Lone Locust Travel Adventures  
Day 4 - July 24, 2000 - Salisbury
 

Monday, I got to play a famous Monty Python game: Spot The Looney

We started out early in the morning and caught a train out of Waterloo station to the town of Salisbury. Our ultimate destination: Stonehenge.

The train was packed because this also happened to be the train that goes to Farnborough, where a huge international airshow was in progress. The cars were full of suits, and we were forced to sit in the smoking car, which was really awful. Luckily, the train emptied at Farnborough, and we were able to migrate to a non-smoking car which only had one remaining person on it.

When we arrived in Salisbury, the other person exited the car. She got up and put on her hat. It's a hat you'd recognize, it's the type wide-brimmed straw hat with flowers on it that you'd cut two ear holes in and put on a mule named "Daisy". She was wearing a shawl and a dress that would make Stevie Nicks proud, a big, battered gypsy carpet bag with flowers and beads on it and was carrying a stick adorned with a crystal and a feather.

BZZZZZT! That's right, you have correctly identified the Looney.

No doubt she was making a pilgrimage to Stonehenge. I only hoped she wasn't going to cavort naked in front of the stones in a Druidic fertility dance.

We lost the looney somewhere in the train station, perhaps she used astral projection to get to Stonehenge quicker but we used the double-decker bus instead. Shades of Taiwan, I couldn't stand up straight on the upper level of the bus.

StonehengeStonehenge is really quite impressive, but you cannot get too close. I had to admire the determination and ingenuity of a bunch of near-cavemen hacking these big stones out of the ground and hauling them many, many miles to the site.

Despite being located on a miserably cold, wind-swept plain there were hundreds of visitors surrounding it.

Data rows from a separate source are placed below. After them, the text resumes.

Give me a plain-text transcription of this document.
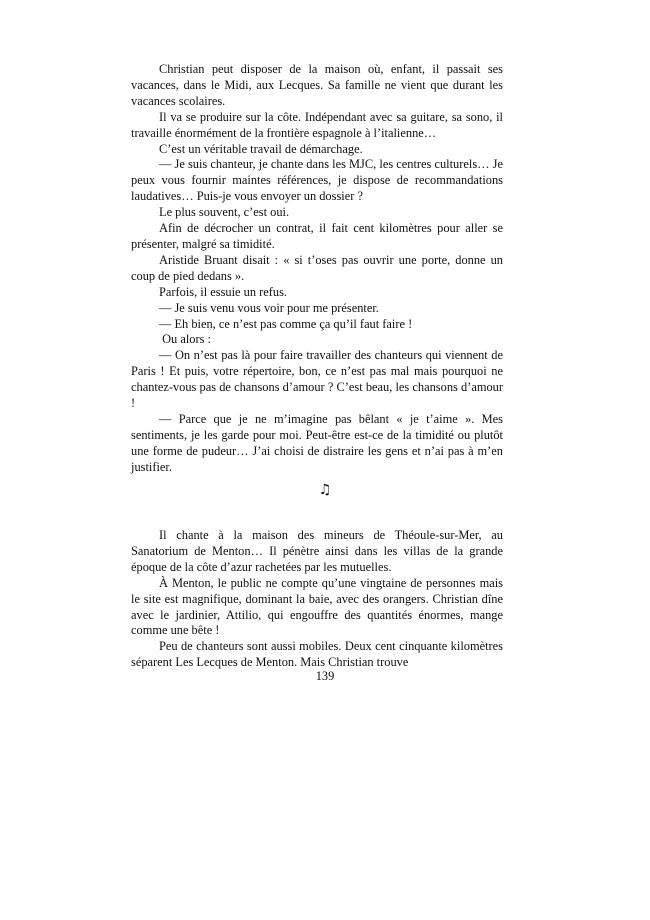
Christian peut disposer de la maison où, enfant, il passait ses vacances, dans le Midi, aux Lecques. Sa famille ne vient que durant les vacances scolaires.

Il va se produire sur la côte. Indépendant avec sa guitare, sa sono, il travaille énormément de la frontière espagnole à l’italienne…

C’est un véritable travail de démarchage.

— Je suis chanteur, je chante dans les MJC, les centres culturels… Je peux vous fournir maintes références, je dispose de recommandations laudatives… Puis-je vous envoyer un dossier ?

Le plus souvent, c’est oui.

Afin de décrocher un contrat, il fait cent kilomètres pour aller se présenter, malgré sa timidité.

Aristide Bruant disait : « si t’oses pas ouvrir une porte, donne un coup de pied dedans ».

Parfois, il essuie un refus.

— Je suis venu vous voir pour me présenter.

— Eh bien, ce n’est pas comme ça qu’il faut faire !

Ou alors :

— On n’est pas là pour faire travailler des chanteurs qui viennent de Paris ! Et puis, votre répertoire, bon, ce n’est pas mal mais pourquoi ne chantez-vous pas de chansons d’amour ? C’est beau, les chansons d’amour !

— Parce que je ne m’imagine pas bêlant « je t’aime ». Mes sentiments, je les garde pour moi. Peut-être est-ce de la timidité ou plutôt une forme de pudeur… J’ai choisi de distraire les gens et n’ai pas à m’en justifier.

♫

Il chante à la maison des mineurs de Théoule-sur-Mer, au Sanatorium de Menton… Il pénètre ainsi dans les villas de la grande époque de la côte d’azur rachetées par les mutuelles.

À Menton, le public ne compte qu’une vingtaine de personnes mais le site est magnifique, dominant la baie, avec des orangers. Christian dîne avec le jardinier, Attilio, qui engouffre des quantités énormes, mange comme une bête !

Peu de chanteurs sont aussi mobiles. Deux cent cinquante kilomètres séparent Les Lecques de Menton. Mais Christian trouve

139
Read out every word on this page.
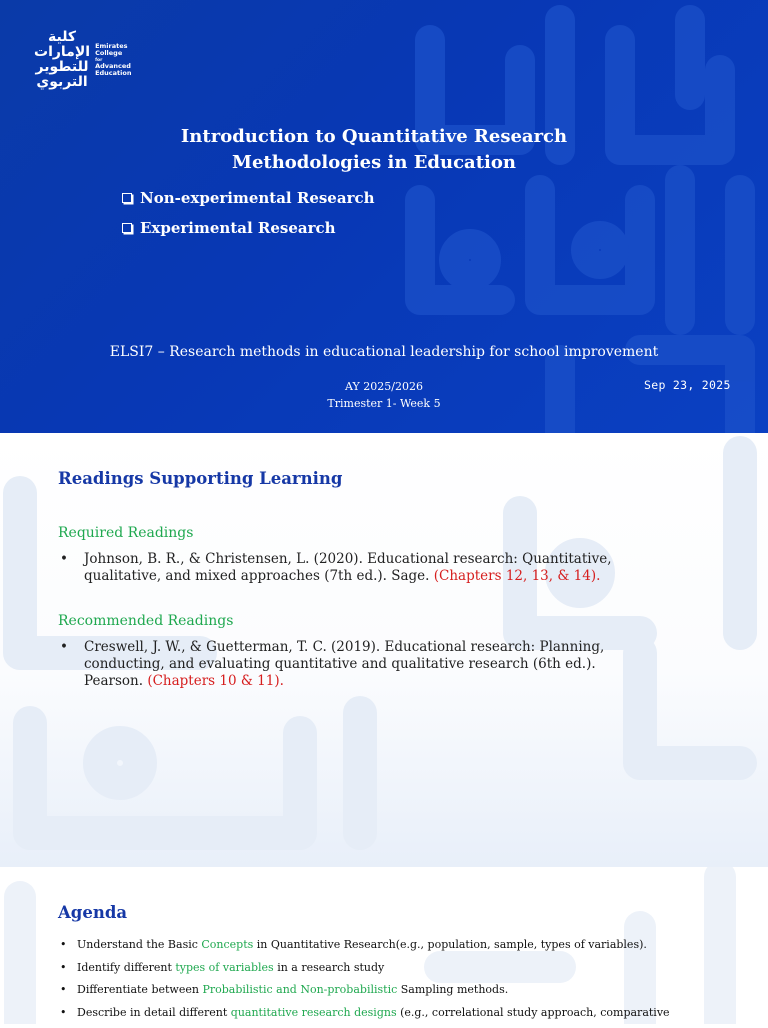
كلية
الإمارات
للتطوير
التربوي
Emirates
College
for
Advanced
Education
Introduction to Quantitative Research
Methodologies in Education
Non-experimental Research
Experimental Research
ELSI7 – Research methods in educational leadership for school improvement
AY 2025/2026
Trimester 1- Week 5
Sep 23, 2025
Readings Supporting Learning
Required Readings
•	Johnson, B. R., & Christensen, L. (2020). Educational research: Quantitative, qualitative, and mixed approaches (7th ed.). Sage. (Chapters 12, 13, & 14).
Recommended Readings
•	Creswell, J. W., & Guetterman, T. C. (2019). Educational research: Planning, conducting, and evaluating quantitative and qualitative research (6th ed.). Pearson. (Chapters 10 & 11).
Agenda
• Understand the Basic Concepts in Quantitative Research(e.g., population, sample, types of variables).
• Identify different types of variables in a research study
• Differentiate between Probabilistic and Non-probabilistic Sampling methods.
• Describe in detail different quantitative research designs (e.g., correlational study approach, comparative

While most people who visit Stonehenge return to Salisbury afterwards, we continued on to the small town of Avebury, which is the sight of another stone circle. Unlike Stonehenge, you can still go up to these stones, in fact, the town is built in the center of the circle. Vistors are allowed to walk around the cow pastures where the monolithic stones were placed thousands of years ago.

It was great to get out of London, the countryside somewhat made up for the city blight.